Patients with treated hepatocellular carcinoma (HCC) should be followed up with dynamic contrast imaging (multiphasic computed tomography [CT] or magnetic resonance imaging [MRI]) every 3-4 months for the first 2 years. Imaging interval may be increased after 2 years in recurrence-free patients.[59]​ In patients with elevated serum AFP at diagnosis, serial monitoring every 3-4 months post-treatment may allow for earlier detection of recurrence.

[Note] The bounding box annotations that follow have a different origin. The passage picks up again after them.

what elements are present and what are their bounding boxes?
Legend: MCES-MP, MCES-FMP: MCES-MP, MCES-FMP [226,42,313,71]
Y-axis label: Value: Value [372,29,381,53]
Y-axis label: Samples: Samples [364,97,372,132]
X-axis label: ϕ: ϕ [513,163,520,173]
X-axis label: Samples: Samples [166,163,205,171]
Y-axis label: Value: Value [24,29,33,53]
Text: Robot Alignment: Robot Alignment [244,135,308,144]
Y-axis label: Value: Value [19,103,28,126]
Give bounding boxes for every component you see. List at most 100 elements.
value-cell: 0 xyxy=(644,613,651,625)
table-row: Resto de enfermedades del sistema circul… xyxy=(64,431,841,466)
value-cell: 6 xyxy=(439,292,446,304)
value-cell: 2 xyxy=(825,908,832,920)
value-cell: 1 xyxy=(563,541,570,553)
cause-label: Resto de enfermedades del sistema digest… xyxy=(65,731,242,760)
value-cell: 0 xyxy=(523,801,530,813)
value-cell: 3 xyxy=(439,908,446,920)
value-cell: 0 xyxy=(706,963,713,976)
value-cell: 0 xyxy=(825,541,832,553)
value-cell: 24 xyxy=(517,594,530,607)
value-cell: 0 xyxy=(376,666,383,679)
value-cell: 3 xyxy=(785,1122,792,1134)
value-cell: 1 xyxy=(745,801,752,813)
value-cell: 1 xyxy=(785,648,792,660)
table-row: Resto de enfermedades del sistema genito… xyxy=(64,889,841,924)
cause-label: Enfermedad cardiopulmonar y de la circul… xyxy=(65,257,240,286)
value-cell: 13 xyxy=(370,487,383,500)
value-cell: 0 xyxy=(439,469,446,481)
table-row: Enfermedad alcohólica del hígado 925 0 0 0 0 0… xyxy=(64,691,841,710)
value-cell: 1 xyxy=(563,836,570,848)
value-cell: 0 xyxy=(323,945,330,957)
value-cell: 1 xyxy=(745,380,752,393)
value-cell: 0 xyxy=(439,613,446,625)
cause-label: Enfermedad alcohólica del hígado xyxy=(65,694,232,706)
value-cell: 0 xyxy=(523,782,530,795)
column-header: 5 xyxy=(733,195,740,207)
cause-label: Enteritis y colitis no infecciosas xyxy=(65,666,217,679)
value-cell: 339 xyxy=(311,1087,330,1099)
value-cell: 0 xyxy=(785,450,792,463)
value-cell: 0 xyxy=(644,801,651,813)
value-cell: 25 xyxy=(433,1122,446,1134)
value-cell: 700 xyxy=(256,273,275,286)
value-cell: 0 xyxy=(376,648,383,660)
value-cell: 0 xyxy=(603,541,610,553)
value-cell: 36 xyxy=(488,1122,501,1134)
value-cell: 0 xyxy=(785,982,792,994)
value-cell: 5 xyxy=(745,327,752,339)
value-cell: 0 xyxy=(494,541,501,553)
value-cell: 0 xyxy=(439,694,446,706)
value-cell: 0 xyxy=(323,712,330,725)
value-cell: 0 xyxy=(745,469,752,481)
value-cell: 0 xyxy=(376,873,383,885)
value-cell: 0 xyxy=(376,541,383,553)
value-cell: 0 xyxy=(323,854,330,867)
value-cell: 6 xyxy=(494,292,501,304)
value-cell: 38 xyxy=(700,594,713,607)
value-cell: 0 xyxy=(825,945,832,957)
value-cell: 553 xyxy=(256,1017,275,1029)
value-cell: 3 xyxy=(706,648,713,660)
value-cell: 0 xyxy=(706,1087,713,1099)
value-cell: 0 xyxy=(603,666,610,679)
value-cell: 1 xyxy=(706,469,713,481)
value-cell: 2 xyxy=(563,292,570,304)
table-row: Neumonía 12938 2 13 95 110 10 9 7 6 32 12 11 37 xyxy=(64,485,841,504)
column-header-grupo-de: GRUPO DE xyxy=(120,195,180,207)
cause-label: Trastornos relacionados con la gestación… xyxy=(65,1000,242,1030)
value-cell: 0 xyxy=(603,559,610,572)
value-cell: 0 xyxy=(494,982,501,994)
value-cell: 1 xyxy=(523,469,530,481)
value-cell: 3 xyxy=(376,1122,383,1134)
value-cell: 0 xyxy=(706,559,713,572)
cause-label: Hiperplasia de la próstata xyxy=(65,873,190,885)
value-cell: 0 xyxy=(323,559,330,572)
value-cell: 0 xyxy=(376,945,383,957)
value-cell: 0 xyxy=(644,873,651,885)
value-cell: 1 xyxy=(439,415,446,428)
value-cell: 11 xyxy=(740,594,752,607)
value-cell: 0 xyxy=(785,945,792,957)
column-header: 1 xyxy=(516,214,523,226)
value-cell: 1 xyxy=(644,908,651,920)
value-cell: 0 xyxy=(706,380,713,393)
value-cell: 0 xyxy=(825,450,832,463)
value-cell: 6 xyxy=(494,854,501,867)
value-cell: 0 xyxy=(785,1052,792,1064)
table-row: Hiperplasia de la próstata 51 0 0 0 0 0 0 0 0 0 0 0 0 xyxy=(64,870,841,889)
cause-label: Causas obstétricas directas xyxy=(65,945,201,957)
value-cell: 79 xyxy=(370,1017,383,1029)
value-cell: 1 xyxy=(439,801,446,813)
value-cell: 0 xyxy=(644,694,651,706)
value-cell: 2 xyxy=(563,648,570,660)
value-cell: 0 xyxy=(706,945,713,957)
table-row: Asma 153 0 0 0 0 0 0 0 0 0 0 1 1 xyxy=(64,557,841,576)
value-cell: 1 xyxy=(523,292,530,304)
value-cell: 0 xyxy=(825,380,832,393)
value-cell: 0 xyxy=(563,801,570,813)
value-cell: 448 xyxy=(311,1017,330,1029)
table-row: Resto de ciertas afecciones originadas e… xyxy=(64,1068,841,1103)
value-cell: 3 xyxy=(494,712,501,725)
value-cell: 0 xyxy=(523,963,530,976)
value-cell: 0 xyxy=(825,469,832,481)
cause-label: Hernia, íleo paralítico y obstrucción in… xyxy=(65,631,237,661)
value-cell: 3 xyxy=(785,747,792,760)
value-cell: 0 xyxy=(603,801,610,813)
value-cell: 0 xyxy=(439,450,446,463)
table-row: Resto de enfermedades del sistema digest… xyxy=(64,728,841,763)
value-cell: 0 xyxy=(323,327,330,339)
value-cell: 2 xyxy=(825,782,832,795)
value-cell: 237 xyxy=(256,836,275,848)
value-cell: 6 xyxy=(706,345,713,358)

For patients undergoing liver transplantation for HCC, surveillance with serum AFP and contrast-enhanced CT or MRI of the chest, abdomen, and pelvis every 6-12 months is recommended. In patients with high-risk features on explant pathology (such as microvascular invasion or tumour burden beyond standard criteria) more frequent surveillance at 3- to 4-month intervals may be appropriate, especially in the first 2 years post-transplant.[7]​ These recommendations align with the 2023 American Association for the Study of Liver Diseases guidance and the 2024 International Liver Transplantation Society-International Liver Cancer Association consensus statement, which support a risk-adapted surveillance approach and emphasise the role of validated recurrence models rather than a one-size-fits-all protocol.[7][168]